I spent four years of my life at 12618 109A Avenue in Edmonton, Alberta, from the time I was four to the time I was eight. It was my last home in Edmonton before my mother took my sister and me to make a fresh start in British Columbia. The house is no longer there. Along with our neighbours' house on the west side and at least two houses behind us that fronted on 127 Street (including my future husband's grandparents' home and thereby hangs a strange and wonderful tale), it made way for the Alliance Villa which I think is a seniors' residence.
View Larger Map Across the lane to the east, the Hatley's house still stands, a similar vintage to our house, although our house was darker and narrower, I think; the Hatleys, after all, were a much larger family. The crab-apple tree in their front yard is gone, and were the bushes that low? They towered above me and completely obscured the building.

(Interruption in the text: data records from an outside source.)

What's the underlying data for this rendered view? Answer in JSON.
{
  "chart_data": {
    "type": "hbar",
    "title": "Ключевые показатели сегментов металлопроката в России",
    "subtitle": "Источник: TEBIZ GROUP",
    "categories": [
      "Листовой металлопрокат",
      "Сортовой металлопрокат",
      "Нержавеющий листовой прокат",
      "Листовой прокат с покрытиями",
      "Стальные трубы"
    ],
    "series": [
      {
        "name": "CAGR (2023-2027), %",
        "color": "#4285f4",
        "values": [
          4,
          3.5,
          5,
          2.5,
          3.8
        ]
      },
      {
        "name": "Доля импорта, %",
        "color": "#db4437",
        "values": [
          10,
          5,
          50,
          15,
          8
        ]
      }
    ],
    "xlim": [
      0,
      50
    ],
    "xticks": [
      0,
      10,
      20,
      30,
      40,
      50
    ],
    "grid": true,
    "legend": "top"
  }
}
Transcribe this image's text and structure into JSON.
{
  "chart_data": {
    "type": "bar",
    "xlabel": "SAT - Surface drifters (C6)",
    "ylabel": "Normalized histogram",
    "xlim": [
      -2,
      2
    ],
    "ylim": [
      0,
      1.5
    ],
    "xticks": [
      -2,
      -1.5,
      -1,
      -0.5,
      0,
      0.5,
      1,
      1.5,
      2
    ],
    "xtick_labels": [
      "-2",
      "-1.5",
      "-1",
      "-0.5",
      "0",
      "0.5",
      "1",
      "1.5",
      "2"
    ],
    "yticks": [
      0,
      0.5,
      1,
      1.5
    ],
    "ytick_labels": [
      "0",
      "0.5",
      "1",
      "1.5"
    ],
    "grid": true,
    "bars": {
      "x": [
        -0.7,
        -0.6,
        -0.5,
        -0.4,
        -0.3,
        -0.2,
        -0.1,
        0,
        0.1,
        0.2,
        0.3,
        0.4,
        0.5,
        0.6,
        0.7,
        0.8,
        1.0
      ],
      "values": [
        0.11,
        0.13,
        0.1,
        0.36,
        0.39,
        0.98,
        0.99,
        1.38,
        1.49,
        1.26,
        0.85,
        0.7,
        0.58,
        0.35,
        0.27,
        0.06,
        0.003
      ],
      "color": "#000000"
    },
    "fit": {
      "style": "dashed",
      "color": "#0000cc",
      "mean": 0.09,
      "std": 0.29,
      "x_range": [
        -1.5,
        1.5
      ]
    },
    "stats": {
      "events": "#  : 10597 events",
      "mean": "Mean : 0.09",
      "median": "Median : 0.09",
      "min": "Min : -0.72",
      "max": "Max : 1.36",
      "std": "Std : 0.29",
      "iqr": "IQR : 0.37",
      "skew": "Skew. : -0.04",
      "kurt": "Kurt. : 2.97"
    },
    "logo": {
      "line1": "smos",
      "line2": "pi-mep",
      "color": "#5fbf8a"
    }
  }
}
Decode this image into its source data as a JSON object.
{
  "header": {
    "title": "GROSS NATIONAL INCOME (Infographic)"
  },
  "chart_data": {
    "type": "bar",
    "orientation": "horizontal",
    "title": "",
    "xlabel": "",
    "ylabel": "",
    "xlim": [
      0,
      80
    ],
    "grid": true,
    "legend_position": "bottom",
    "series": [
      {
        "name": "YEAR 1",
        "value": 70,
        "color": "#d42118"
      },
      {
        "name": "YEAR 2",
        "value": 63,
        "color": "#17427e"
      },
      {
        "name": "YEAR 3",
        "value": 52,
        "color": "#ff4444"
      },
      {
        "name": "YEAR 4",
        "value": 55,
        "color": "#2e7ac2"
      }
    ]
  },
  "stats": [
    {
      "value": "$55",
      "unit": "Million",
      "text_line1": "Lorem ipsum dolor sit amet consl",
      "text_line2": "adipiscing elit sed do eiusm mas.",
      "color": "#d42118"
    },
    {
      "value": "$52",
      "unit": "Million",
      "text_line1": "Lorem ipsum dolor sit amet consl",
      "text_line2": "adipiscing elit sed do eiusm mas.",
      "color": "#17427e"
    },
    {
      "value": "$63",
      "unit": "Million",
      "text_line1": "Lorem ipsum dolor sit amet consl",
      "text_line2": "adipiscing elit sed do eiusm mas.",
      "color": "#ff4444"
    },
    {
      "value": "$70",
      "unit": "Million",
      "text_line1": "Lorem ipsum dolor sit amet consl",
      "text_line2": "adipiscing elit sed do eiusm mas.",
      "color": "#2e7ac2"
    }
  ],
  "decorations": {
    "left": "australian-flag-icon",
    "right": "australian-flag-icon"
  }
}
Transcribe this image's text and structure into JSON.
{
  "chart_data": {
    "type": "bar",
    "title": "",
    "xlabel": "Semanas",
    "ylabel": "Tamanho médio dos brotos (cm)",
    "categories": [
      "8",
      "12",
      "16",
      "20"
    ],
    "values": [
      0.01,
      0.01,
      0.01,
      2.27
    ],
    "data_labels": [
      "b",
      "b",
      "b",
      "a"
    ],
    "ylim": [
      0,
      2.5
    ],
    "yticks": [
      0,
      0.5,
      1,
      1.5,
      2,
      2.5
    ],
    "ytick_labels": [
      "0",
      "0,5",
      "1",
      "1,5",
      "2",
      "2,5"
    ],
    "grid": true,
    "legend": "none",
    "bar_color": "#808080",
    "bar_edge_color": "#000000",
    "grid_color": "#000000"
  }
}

The tree in our front was a cottonwood which I remember as being enormous. It may not have been. I spent ages pulling down the green pods in the spring so I could split them to see the white fluff inside. It's gone, along with the narrow yard that ran alongside the west of the house where a long lilac bush became my secret "Wendy House". At the back, was the rickety swing-set, a sandbox full of cat poo (although I did not realize this until years later), and a toolshed where I hid from the noise of the firetruck.

I was playing in the front yard when an ineffectual seventeen-year-old live-in housekeeper my desperate parents had hired, fired (for having a boyfriend in her room and leaving us unattended), and rehired (when her sister pleaded for her) came running out onto the porch.

"My bedroom is on fire!" she sobbed and seeing the newspaper boy cycle up, screamed at him: "Go and tell the fire department!" The startled boy pedaled off. Fortunately for us, the fire department was around the block on 126 Street. Especially fortunate, as the young girl didn't have the presence of mind to get my sister, about four or five at the time, out of the house. All I could think of, at age seven, was how loud the sirens would be, so I ran to the back of the house and shut myself in the shed. The Hatleys eventually corralled us and took us into their kitchen. My mother received the news at work and never forgot Mrs Hatley's grim opening words: "The girls are all right."

Little Miss Not-sharpest-knife-in-the-drawer had been smoking in her room and thrown the butt in the waste basket. My father's only words to her were a quiet but deadly "Get out." I remember watching her lonely silhouette on the back balcony from my vantage point in the Hatleys' kitchen, as she gingerly picked belongings out of the burnt dresser with no mirror in the charred frame. Naturally, we never saw her again. The fire and water damage to the front bedroom and the ceiling below were considerable, and took many weeks to repair.

2 comments:

JoeinVegas said...

My growing up house is still there, back in New Jersey, but my wife's in Phoenix, Arizona is now a university parking lot.

Rob said...

To judge from Google, both my growing-up houses are still in existence. It must be strange when one goes: I feel odd when I pass the corner in Manchester where once stood the maternity hospital where I was born.